A street in Düsseldorf-Oberkassel is named after him.

literature

  • Joseph Kürschner (Ed.): Pierers Konversations-Lexikon. Volume 3. 1889.
  • Johann Jacob Merlo: Cologne artists in old and new times. Revised and expanded news of the life and works of Cologne artists. Published by Eduard Firmenich-Richartz with the assistance of Hermann Keussen. Düsseldorf 1895.
  • Rudolf Schmidt (Ed.): German booksellers. German book printer. Volume 1. Berlin / Eberswalde 1902, pp. 100-101.
  • Hermann Degener (Ed.): Who is it? Our contemporaries. 3rd edition, Leipzig 1908; 4th edition, Leipzig 1908; 5th edition, Leipzig 1911; 7th edition, Leipzig 1914
  • Hans Vollmer : Brend'amour, Richard . In: Ulrich Thieme , Felix Becker (Hrsg.): General Lexicon of Fine Artists from Antiquity to the Present . Founded by Ulrich Thieme and Felix Becker. tape 4 : Bida – Brevoort . Wilhelm Engelmann, Leipzig 1910, p. 577 ( Textarchiv - Internet Archive ).
  • Hans Wolfgang Singer (Ed.): General artist lexicon. Life and works of the most famous visual artists. Prepared by Hermann Alexander Müller. Volume 1, Literary Institution Rütten & Loening, Frankfurt / Main 1921.
  • Hermann Christern (Ed.): German Biographical Yearbook. Transition volume 1. Berlin 1925, p. 323.
  • Hans Vollmer (Hrsg.): General Lexicon of Fine Artists of the XX. Century. Volume V (Supplements). EA Seemann, Leipzig 1955.
  • Emanuel Bénézit (Ed.): Dictionnaire Critique et Documentaire des Peintres, Sculpteurs, Dessinateurs et Graveurs de tous les temps et de tous les pays. Volume II, 1976.
  • Eva-Maria Hanebutt-Benz: Studies on German wood engraving in the 19th century. Booksellers Association, Frankfurt am Main 1984, ISBN 3-7657-1262-0 , Sp. 1015, Sp. 1189 f.
  • Richard Brend'amour . In: General Artist Lexicon . The visual artists of all times and peoples (AKL).

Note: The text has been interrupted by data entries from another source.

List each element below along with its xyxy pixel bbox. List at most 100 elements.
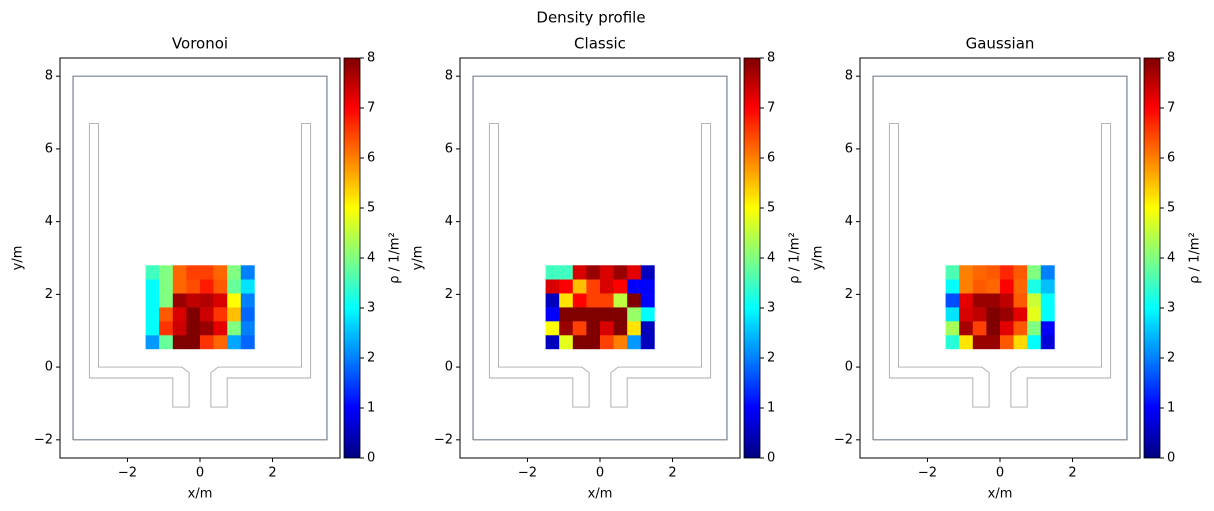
heatmap-cell — [572, 307, 587, 322]
heatmap-cell — [1000, 307, 1014, 322]
heatmap-cell — [227, 307, 242, 322]
colorbar-tick-label: 0 — [1167, 451, 1175, 466]
heatmap-cell — [600, 279, 614, 294]
heatmap-cell — [145, 307, 160, 322]
heatmap-cell — [986, 307, 1001, 322]
heatmap-cell — [559, 321, 574, 336]
heatmap-cell — [1040, 307, 1055, 322]
x-tick-label: −2 — [118, 466, 137, 481]
heatmap-cell — [172, 307, 187, 322]
heatmap-cell — [145, 293, 160, 308]
y-tick-label: 6 — [445, 141, 453, 156]
geometry-line — [472, 75, 728, 441]
heatmap-cell — [159, 307, 174, 322]
axes-title: Voronoi — [172, 35, 228, 53]
axes-frame — [859, 57, 1141, 459]
heatmap-cell — [1027, 334, 1042, 350]
geometry-line — [610, 123, 712, 408]
heatmap-cell — [1027, 307, 1042, 322]
heatmap-cell — [959, 321, 974, 336]
heatmap-cell — [186, 334, 201, 350]
y-axis-label: y/m — [11, 246, 26, 271]
heatmap-cell — [972, 334, 987, 350]
heatmap-cell — [986, 321, 1001, 336]
y-tick-label: −2 — [834, 432, 853, 447]
x-axis-label: x/m — [588, 487, 613, 502]
heatmap-cell — [200, 334, 214, 350]
heatmap-cell — [240, 307, 255, 322]
geometry-line — [1010, 123, 1112, 408]
geometry-line — [488, 123, 590, 408]
heatmap-cell — [172, 265, 187, 280]
heatmap-cell — [986, 265, 1001, 280]
colorbar-tick-label: 5 — [367, 201, 375, 216]
heatmap-cell — [613, 307, 628, 322]
heatmap-cell — [227, 321, 242, 336]
y-tick-label: 4 — [845, 214, 853, 229]
heatmap-cell — [240, 334, 255, 350]
heatmap-cell — [213, 321, 228, 336]
heatmap-cell — [986, 279, 1001, 294]
heatmap-cell — [627, 265, 642, 280]
colorbar — [343, 57, 361, 459]
heatmap-cell — [1040, 293, 1055, 308]
heatmap-cell — [1000, 293, 1014, 308]
y-tick-label: 2 — [45, 287, 53, 302]
heatmap-cell — [613, 334, 628, 350]
heatmap-cell — [559, 334, 574, 350]
heatmap-cell — [986, 293, 1001, 308]
colorbar-tick-label: 7 — [1167, 101, 1175, 116]
heatmap-cell — [959, 307, 974, 322]
heatmap-cell — [1013, 293, 1028, 308]
heatmap-cell — [227, 279, 242, 294]
y-tick-label: 6 — [45, 141, 53, 156]
heatmap-cell — [559, 307, 574, 322]
x-axis-label: x/m — [988, 487, 1013, 502]
heatmap-cell — [200, 321, 214, 336]
heatmap-cell — [1027, 279, 1042, 294]
heatmap-cell — [640, 334, 655, 350]
x-tick-label: 2 — [1068, 466, 1076, 481]
heatmap-cell — [640, 279, 655, 294]
heatmap-cell — [627, 321, 642, 336]
heatmap-cell — [1013, 279, 1028, 294]
colorbar-tick-label: 3 — [767, 301, 775, 316]
heatmap-cell — [545, 293, 560, 308]
y-tick-label: 8 — [845, 69, 853, 84]
y-tick-label: 2 — [845, 287, 853, 302]
heatmap-cell — [172, 334, 187, 350]
colorbar-label: ρ / 1/m² — [1188, 232, 1203, 283]
colorbar-tick-label: 6 — [367, 151, 375, 166]
heatmap-cell — [213, 334, 228, 350]
heatmap-cell — [159, 265, 174, 280]
heatmap-cell — [200, 265, 214, 280]
geometry-line — [872, 75, 1128, 441]
heatmap-cell — [227, 293, 242, 308]
colorbar-tick-label: 1 — [1167, 401, 1175, 416]
geometry-line — [88, 123, 190, 408]
heatmap-cell — [572, 321, 587, 336]
colorbar-tick-label: 4 — [767, 251, 775, 266]
geometry-line — [72, 75, 328, 441]
heatmap-cell — [186, 265, 201, 280]
colorbar-tick-label: 4 — [367, 251, 375, 266]
geometry-line — [210, 123, 312, 408]
heatmap-cell — [240, 279, 255, 294]
heatmap-cell — [213, 307, 228, 322]
heatmap-cell — [972, 293, 987, 308]
heatmap-cell — [613, 265, 628, 280]
x-tick-label: 0 — [996, 466, 1004, 481]
heatmap-cell — [159, 279, 174, 294]
heatmap-cell — [959, 293, 974, 308]
x-tick-label: 2 — [668, 466, 676, 481]
heatmap-cell — [1040, 265, 1055, 280]
y-tick-label: −2 — [34, 432, 53, 447]
heatmap-cell — [213, 265, 228, 280]
heatmap-cell — [640, 293, 655, 308]
heatmap-cell — [959, 279, 974, 294]
heatmap-cell — [972, 321, 987, 336]
colorbar-tick-label: 3 — [1167, 301, 1175, 316]
heatmap-cell — [1000, 334, 1014, 350]
axes-frame — [459, 57, 741, 459]
heatmap-cell — [1027, 321, 1042, 336]
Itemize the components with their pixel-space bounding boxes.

Volume 14, Saur, Munich a. a. 1996, ISBN 3-598-22754-X , p. 108.
  • Hans Paffrath (Ed.): Lexicon of the Düsseldorf School of Painting 1819–1918. Volume 1: Abbema – Gurlitt. Published by the Kunstmuseum Düsseldorf in the Ehrenhof and by the Paffrath Gallery. Bruckmann, Munich 1997, ISBN 3-7654-3009-9 , pp. 188-189 (fig.).

Web links

Commons : Richard Brend'amour  - collection of images, videos and audio files

Individual evidence

  1. 1869/70 on behalf of the Düsseldorfer Kunstverein as an association gift in 1870.
  2. Georg Ebers: Egypt represented in pictures and words by our first artists. 2 volumes. Ed. Hallberg, Stuttgart and Leipzig 1879/80.
  3. The island of Sicily with illustrations by Alfred Metzener (1870).
  4. ^ R. Brend'amour, Hohenzollernstrasse 1a; Brend'amour, Simhart & Co., Obercassel, Brend'amourstraße 24 , in address book for the municipality of Düsseldorf, 1902, p. 379.